I asked him if he thought this story fitted on to Miss Brandon's character or to the circumstances of her life.
He said he knew little about the circumstances of her life. Mrs. Lennox had told him that her niece had once nearly married someone, but that it had been an impossible marriage for many reasons, and that she did not think her niece regretted it. That several people had wanted to marry her abroad, but that she had never fallen in love.

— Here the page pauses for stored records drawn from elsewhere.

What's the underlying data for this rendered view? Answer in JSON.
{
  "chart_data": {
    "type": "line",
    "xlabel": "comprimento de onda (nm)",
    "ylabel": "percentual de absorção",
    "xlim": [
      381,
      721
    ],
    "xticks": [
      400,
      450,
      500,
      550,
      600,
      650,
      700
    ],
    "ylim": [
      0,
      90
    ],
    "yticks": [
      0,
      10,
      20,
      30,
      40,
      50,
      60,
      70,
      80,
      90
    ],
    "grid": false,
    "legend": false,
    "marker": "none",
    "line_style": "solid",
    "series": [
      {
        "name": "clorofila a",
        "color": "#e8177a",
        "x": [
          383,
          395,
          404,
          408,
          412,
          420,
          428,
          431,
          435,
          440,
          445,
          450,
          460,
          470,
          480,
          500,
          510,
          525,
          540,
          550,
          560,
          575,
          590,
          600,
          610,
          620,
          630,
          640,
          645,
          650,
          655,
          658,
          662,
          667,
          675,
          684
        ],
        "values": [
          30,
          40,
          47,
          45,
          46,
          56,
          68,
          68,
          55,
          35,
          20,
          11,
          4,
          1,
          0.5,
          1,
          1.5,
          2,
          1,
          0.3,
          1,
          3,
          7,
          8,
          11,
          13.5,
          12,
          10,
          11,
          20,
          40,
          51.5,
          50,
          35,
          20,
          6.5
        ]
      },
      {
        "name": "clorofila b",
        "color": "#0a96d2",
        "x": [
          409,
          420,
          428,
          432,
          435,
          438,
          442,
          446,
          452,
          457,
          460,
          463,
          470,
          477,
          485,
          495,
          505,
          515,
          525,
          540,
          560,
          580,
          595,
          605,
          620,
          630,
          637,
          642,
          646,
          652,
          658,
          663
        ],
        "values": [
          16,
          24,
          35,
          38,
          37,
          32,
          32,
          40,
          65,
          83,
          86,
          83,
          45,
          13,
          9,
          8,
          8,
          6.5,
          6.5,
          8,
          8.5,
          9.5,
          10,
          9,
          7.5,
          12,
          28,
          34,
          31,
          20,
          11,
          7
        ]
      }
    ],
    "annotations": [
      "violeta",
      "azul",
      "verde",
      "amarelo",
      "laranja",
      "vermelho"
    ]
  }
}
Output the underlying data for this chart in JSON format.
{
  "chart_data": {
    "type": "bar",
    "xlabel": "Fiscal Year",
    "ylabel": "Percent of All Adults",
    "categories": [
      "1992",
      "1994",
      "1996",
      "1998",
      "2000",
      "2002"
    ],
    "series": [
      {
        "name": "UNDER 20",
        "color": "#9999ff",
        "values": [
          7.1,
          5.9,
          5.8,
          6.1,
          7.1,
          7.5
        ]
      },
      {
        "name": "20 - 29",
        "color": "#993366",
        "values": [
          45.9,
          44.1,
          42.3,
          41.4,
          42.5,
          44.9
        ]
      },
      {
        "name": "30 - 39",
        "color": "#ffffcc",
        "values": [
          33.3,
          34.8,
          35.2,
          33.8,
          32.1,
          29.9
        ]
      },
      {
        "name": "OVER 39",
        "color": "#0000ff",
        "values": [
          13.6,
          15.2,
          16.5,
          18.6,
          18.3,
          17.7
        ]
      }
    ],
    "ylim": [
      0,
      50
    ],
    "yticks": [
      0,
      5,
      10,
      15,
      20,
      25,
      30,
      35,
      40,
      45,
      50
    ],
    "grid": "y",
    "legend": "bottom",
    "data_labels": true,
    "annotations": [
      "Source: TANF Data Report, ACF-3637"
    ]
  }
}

"As to her character, I am confirmed," he said, "in what I thought about her the first time I saw her. All her looks are poetry and all her thoughts are prose. She is practical and prosaic and unimaginative and quite passionless. But I should not be in the least surprised if she married a fox-hunting squire with ten thousand a year. All that does not matter to me. I am not writing her story, but the story of her face. What might have been her story. And not the story of what her face looks like, but the story of what her face means. The story of her soul, which may be very different from the story of her life. It is the story of a numbed soul. A soul that has visited places which it had no business to visit and had had to pay the price in consequence.
"She reminds me of those lines of Heine:
"Sie waren langst gestorben und wussten
es selber kaum."
"That is, of course, only one way of writing the story I have planned to you. I shall not begin at the beginning at any rate. Perhaps I shall never write the story at all. You see, I do not intend to publish it in any case. People would say I was making a portrait. As if an artist ever made a portrait from one definite real person. People give him ideas. But on the other hand it is my holiday, and I do not want to have all the labour of planning a real story, and at the same time I want an occupation. This will keep me busy. I shall amuse myself by sketching the story as I see it now."